The form of \xF0\x9D\x84\x9E in the same string literal is more interesting. This is inserting the raw UTF-8 encoding of the same character. Once passed to the initWithUTF8String method, but the literal and the encoded literal end up as encoded UTF-8.
It may, arguably, be a violation of 130 of section 5.1.1.2 to use raw bytes in this way. Given that a raw UTF-8 string would be encoded similarly, I think you are OK.
You can write the clef character in your string literal, too:
NSString *uni2=[[NSString alloc] initWithUTF8String:"𝄞"];
The \U0001d11e matches the unicode code point for the G clef character. The UTF-32 form of a character is the same as its codepoint, so you can think of it as UTF-32 if you want to. Here's a link to the unicode tables for musical symbols.

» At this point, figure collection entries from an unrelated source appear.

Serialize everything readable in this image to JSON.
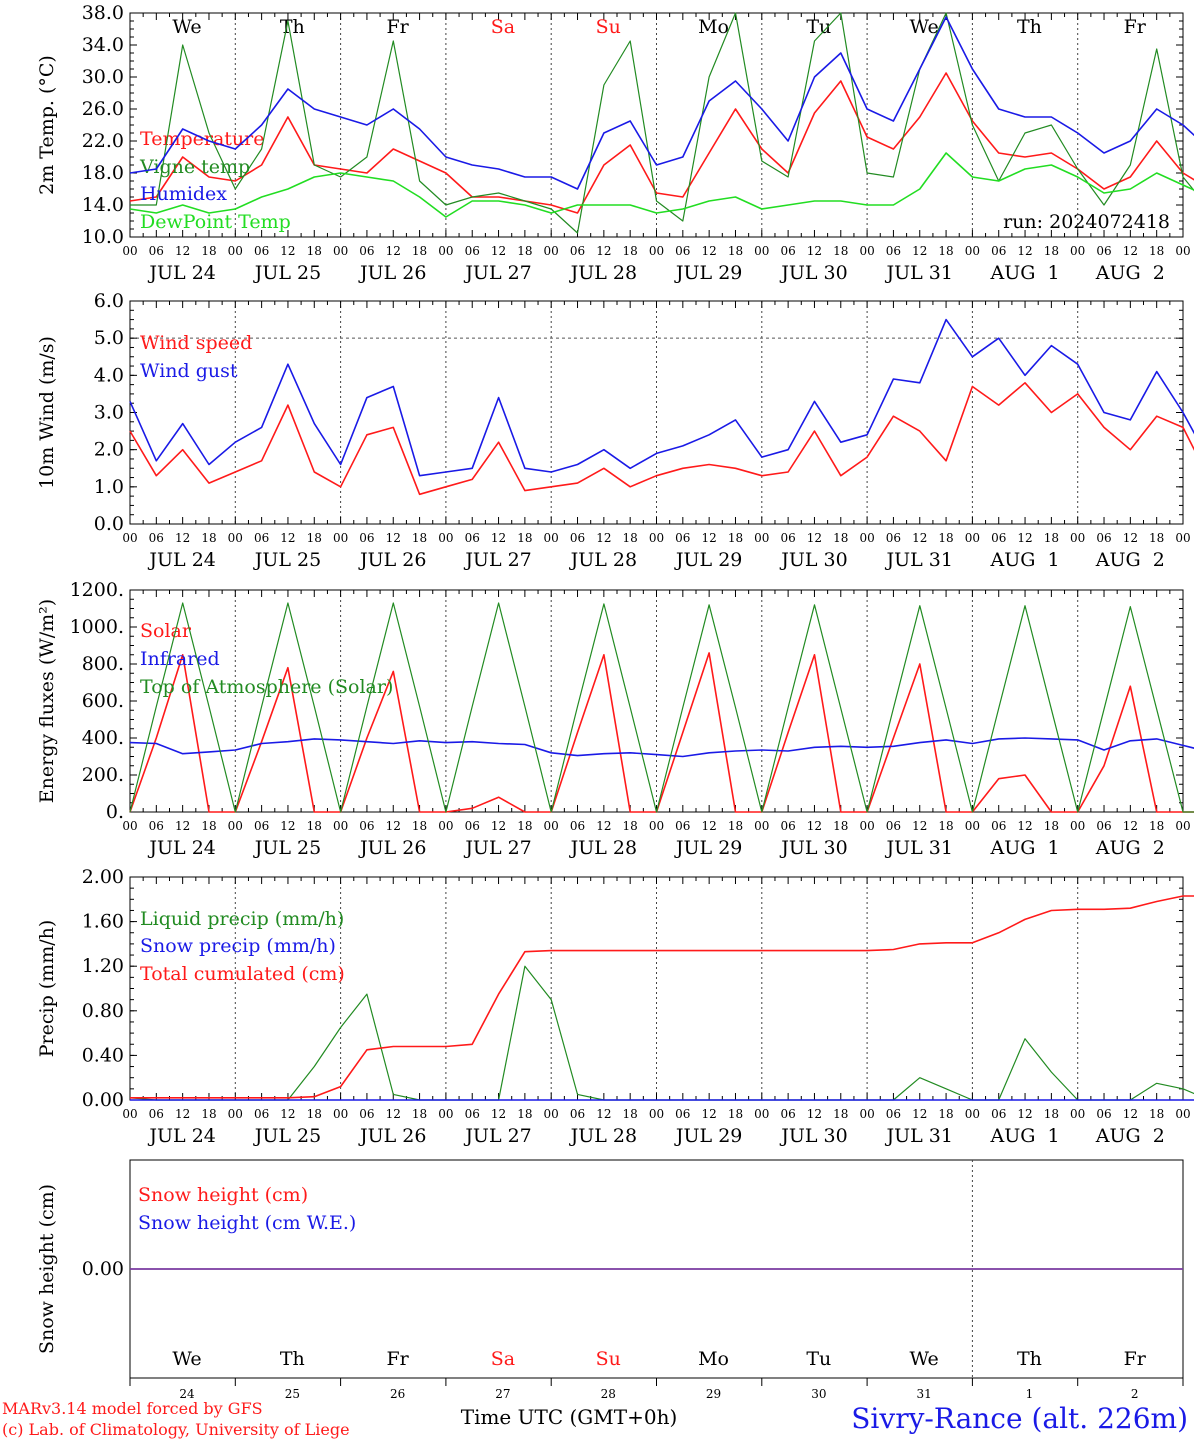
{
  "colors": {
    "red": "#ff1a1a",
    "green": "#228b22",
    "blue": "#1a1ae6",
    "lightgreen": "#22dd22",
    "purple": "#7a3aa0",
    "black": "#000000"
  },
  "days": {
    "names": [
      "We",
      "Th",
      "Fr",
      "Sa",
      "Su",
      "Mo",
      "Tu",
      "We",
      "Th",
      "Fr"
    ],
    "weekend": [
      false,
      false,
      false,
      true,
      true,
      false,
      false,
      false,
      false,
      false
    ],
    "dates": [
      "JUL 24",
      "JUL 25",
      "JUL 26",
      "JUL 27",
      "JUL 28",
      "JUL 29",
      "JUL 30",
      "JUL 31",
      "AUG  1",
      "AUG  2"
    ],
    "numbers": [
      "24",
      "25",
      "26",
      "27",
      "28",
      "29",
      "30",
      "31",
      "1",
      "2"
    ],
    "hour_labels": [
      "00",
      "06",
      "12",
      "18"
    ],
    "final_hour": "00"
  },
  "footer": {
    "model": "MARv3.14 model forced by GFS",
    "lab": "(c) Lab. of Climatology, University of Liege",
    "time_label": "Time UTC (GMT+0h)",
    "station": "Sivry-Rance (alt. 226m)"
  },
  "chart_data": [
    {
      "type": "line",
      "ylabel": "2m Temp. (°C)",
      "ylim": [
        10,
        38
      ],
      "ytick_labels": [
        "10.0",
        "14.0",
        "18.0",
        "22.0",
        "26.0",
        "30.0",
        "34.0",
        "38.0"
      ],
      "annotation": "run: 2024072418",
      "grid": "vertical dotted at day boundaries",
      "x_unit": "hours since JUL 24 00 UTC, step 6h",
      "series": [
        {
          "name": "Temperature",
          "color": "red",
          "values": [
            14.5,
            15.0,
            20.0,
            17.5,
            17.0,
            19.0,
            25.0,
            19.0,
            18.5,
            18.0,
            21.0,
            19.5,
            18.0,
            15.0,
            15.0,
            14.5,
            14.0,
            13.0,
            19.0,
            21.5,
            15.5,
            15.0,
            20.5,
            26.0,
            21.0,
            18.0,
            25.5,
            29.5,
            22.5,
            21.0,
            25.0,
            30.5,
            24.5,
            20.5,
            20.0,
            20.5,
            18.5,
            16.0,
            17.5,
            22.0,
            18.0,
            16.0
          ]
        },
        {
          "name": "Vigne temp",
          "color": "green",
          "values": [
            14.0,
            14.0,
            34.0,
            23.0,
            16.0,
            21.0,
            37.0,
            19.0,
            17.5,
            20.0,
            34.5,
            17.0,
            14.0,
            15.0,
            15.5,
            14.5,
            13.5,
            10.5,
            29.0,
            34.5,
            14.5,
            12.0,
            30.0,
            38.0,
            19.5,
            17.5,
            34.5,
            38.0,
            18.0,
            17.5,
            31.0,
            38.0,
            24.0,
            17.0,
            23.0,
            24.0,
            18.5,
            14.0,
            19.0,
            33.5,
            17.5,
            13.5
          ]
        },
        {
          "name": "Humidex",
          "color": "blue",
          "values": [
            18.0,
            18.5,
            23.5,
            22.0,
            21.0,
            24.0,
            28.5,
            26.0,
            25.0,
            24.0,
            26.0,
            23.5,
            20.0,
            19.0,
            18.5,
            17.5,
            17.5,
            16.0,
            23.0,
            24.5,
            19.0,
            20.0,
            27.0,
            29.5,
            26.0,
            22.0,
            30.0,
            33.0,
            26.0,
            24.5,
            31.0,
            37.5,
            31.0,
            26.0,
            25.0,
            25.0,
            23.0,
            20.5,
            22.0,
            26.0,
            24.0,
            21.0
          ]
        },
        {
          "name": "DewPoint Temp",
          "color": "lightgreen",
          "values": [
            13.5,
            13.0,
            14.0,
            13.0,
            13.5,
            15.0,
            16.0,
            17.5,
            18.0,
            17.5,
            17.0,
            15.0,
            12.5,
            14.5,
            14.5,
            14.0,
            13.0,
            14.0,
            14.0,
            14.0,
            13.0,
            13.5,
            14.5,
            15.0,
            13.5,
            14.0,
            14.5,
            14.5,
            14.0,
            14.0,
            16.0,
            20.5,
            17.5,
            17.0,
            18.5,
            19.0,
            17.5,
            15.5,
            16.0,
            18.0,
            16.5,
            15.0
          ]
        }
      ]
    },
    {
      "type": "line",
      "ylabel": "10m Wind (m/s)",
      "ylim": [
        0,
        6
      ],
      "ytick_labels": [
        "0.0",
        "1.0",
        "2.0",
        "3.0",
        "4.0",
        "5.0",
        "6.0"
      ],
      "grid": "horizontal dashed at 5.0; vertical dotted at day boundaries",
      "x_unit": "hours since JUL 24 00 UTC, step 6h",
      "series": [
        {
          "name": "Wind speed",
          "color": "red",
          "values": [
            2.5,
            1.3,
            2.0,
            1.1,
            1.4,
            1.7,
            3.2,
            1.4,
            1.0,
            2.4,
            2.6,
            0.8,
            1.0,
            1.2,
            2.2,
            0.9,
            1.0,
            1.1,
            1.5,
            1.0,
            1.3,
            1.5,
            1.6,
            1.5,
            1.3,
            1.4,
            2.5,
            1.3,
            1.8,
            2.9,
            2.5,
            1.7,
            3.7,
            3.2,
            3.8,
            3.0,
            3.5,
            2.6,
            2.0,
            2.9,
            2.6,
            1.2
          ]
        },
        {
          "name": "Wind gust",
          "color": "blue",
          "values": [
            3.3,
            1.7,
            2.7,
            1.6,
            2.2,
            2.6,
            4.3,
            2.7,
            1.6,
            3.4,
            3.7,
            1.3,
            1.4,
            1.5,
            3.4,
            1.5,
            1.4,
            1.6,
            2.0,
            1.5,
            1.9,
            2.1,
            2.4,
            2.8,
            1.8,
            2.0,
            3.3,
            2.2,
            2.4,
            3.9,
            3.8,
            5.5,
            4.5,
            5.0,
            4.0,
            4.8,
            4.3,
            3.0,
            2.8,
            4.1,
            3.0,
            1.7
          ]
        }
      ]
    },
    {
      "type": "line",
      "ylabel": "Energy fluxes (W/m²)",
      "ylim": [
        0,
        1200
      ],
      "ytick_labels": [
        "0.",
        "200.",
        "400.",
        "600.",
        "800.",
        "1000.",
        "1200."
      ],
      "grid": "vertical dotted at day boundaries",
      "x_unit": "hours since JUL 24 00 UTC, step 6h",
      "series": [
        {
          "name": "Solar",
          "color": "red",
          "values": [
            0,
            400,
            850,
            0,
            0,
            380,
            780,
            0,
            0,
            400,
            760,
            0,
            0,
            20,
            80,
            0,
            0,
            430,
            850,
            0,
            0,
            430,
            860,
            0,
            0,
            430,
            850,
            0,
            0,
            400,
            800,
            0,
            0,
            180,
            200,
            0,
            0,
            250,
            680,
            0,
            0,
            0
          ]
        },
        {
          "name": "Infrared",
          "color": "blue",
          "values": [
            375,
            370,
            315,
            325,
            335,
            370,
            380,
            395,
            390,
            380,
            370,
            385,
            375,
            380,
            370,
            365,
            320,
            305,
            315,
            320,
            310,
            300,
            320,
            330,
            335,
            330,
            350,
            355,
            350,
            355,
            375,
            390,
            370,
            395,
            400,
            395,
            390,
            335,
            385,
            395,
            360,
            325
          ]
        },
        {
          "name": "Top of Atmosphere (Solar)",
          "color": "green",
          "values": [
            0,
            570,
            1130,
            570,
            0,
            570,
            1130,
            570,
            0,
            570,
            1130,
            570,
            0,
            570,
            1130,
            570,
            0,
            570,
            1125,
            565,
            0,
            565,
            1120,
            565,
            0,
            565,
            1120,
            560,
            0,
            560,
            1115,
            560,
            0,
            560,
            1115,
            555,
            0,
            555,
            1110,
            555,
            0,
            0
          ]
        }
      ]
    },
    {
      "type": "line",
      "ylabel": "Precip (mm/h)",
      "ylim": [
        0,
        2
      ],
      "ytick_labels": [
        "0.00",
        "0.40",
        "0.80",
        "1.20",
        "1.60",
        "2.00"
      ],
      "grid": "vertical dotted at day boundaries",
      "x_unit": "hours since JUL 24 00 UTC, step 6h",
      "series": [
        {
          "name": "Liquid precip (mm/h)",
          "color": "green",
          "values": [
            0.02,
            0.0,
            0.0,
            0.0,
            0.0,
            0.0,
            0.0,
            0.3,
            0.65,
            0.95,
            0.05,
            0.0,
            0.0,
            0.0,
            0.0,
            1.2,
            0.9,
            0.05,
            0.0,
            0.0,
            0.0,
            0.0,
            0.0,
            0.0,
            0.0,
            0.0,
            0.0,
            0.0,
            0.0,
            0.0,
            0.2,
            0.1,
            0.0,
            0.0,
            0.55,
            0.25,
            0.0,
            0.0,
            0.0,
            0.15,
            0.1,
            0.0
          ]
        },
        {
          "name": "Snow precip (mm/h)",
          "color": "blue",
          "values": [
            0,
            0,
            0,
            0,
            0,
            0,
            0,
            0,
            0,
            0,
            0,
            0,
            0,
            0,
            0,
            0,
            0,
            0,
            0,
            0,
            0,
            0,
            0,
            0,
            0,
            0,
            0,
            0,
            0,
            0,
            0,
            0,
            0,
            0,
            0,
            0,
            0,
            0,
            0,
            0,
            0,
            0
          ]
        },
        {
          "name": "Total cumulated (cm)",
          "color": "red",
          "values": [
            0.02,
            0.02,
            0.02,
            0.02,
            0.02,
            0.02,
            0.02,
            0.03,
            0.12,
            0.45,
            0.48,
            0.48,
            0.48,
            0.5,
            0.95,
            1.33,
            1.34,
            1.34,
            1.34,
            1.34,
            1.34,
            1.34,
            1.34,
            1.34,
            1.34,
            1.34,
            1.34,
            1.34,
            1.34,
            1.35,
            1.4,
            1.41,
            1.41,
            1.5,
            1.62,
            1.7,
            1.71,
            1.71,
            1.72,
            1.78,
            1.83,
            1.83
          ]
        }
      ]
    },
    {
      "type": "line",
      "ylabel": "Snow height (cm)",
      "ylim": [
        -0.5,
        0.5
      ],
      "ytick_labels": [
        "0.00"
      ],
      "grid": "vertical dotted at JUL 31/AUG 1 boundary",
      "x_unit": "hours since JUL 24 00 UTC, step 6h",
      "series": [
        {
          "name": "Snow height (cm)",
          "color": "red",
          "values": [
            0,
            0
          ]
        },
        {
          "name": "Snow height (cm W.E.)",
          "color": "blue",
          "values": [
            0,
            0
          ]
        }
      ]
    }
  ]
}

Your file probably is UTF-8. The G clef is a valid UTF8 character - check out the output from hexdump for your file:
00 4e 53 53 74 72 69 6e 67 20 2a 75 6e 69 33 3d 40 |NSString *uni3=#|
10 22 f0 9d 84 9e 22 3b 0a 20 20 4e 53 4c 6f 67 28 |"....";. NSLog(|
As you can see, the correct UTF-8 representation of that character is in the file right where you'd expect it. It's probably safer to use one of your other methods and try to keep the source file in the ASCII range.
I created some utility classes to convert easily between unicode code points, UTF-8 byte sequences and NSString. You can find the code on Github, maybe it is of some use to someone.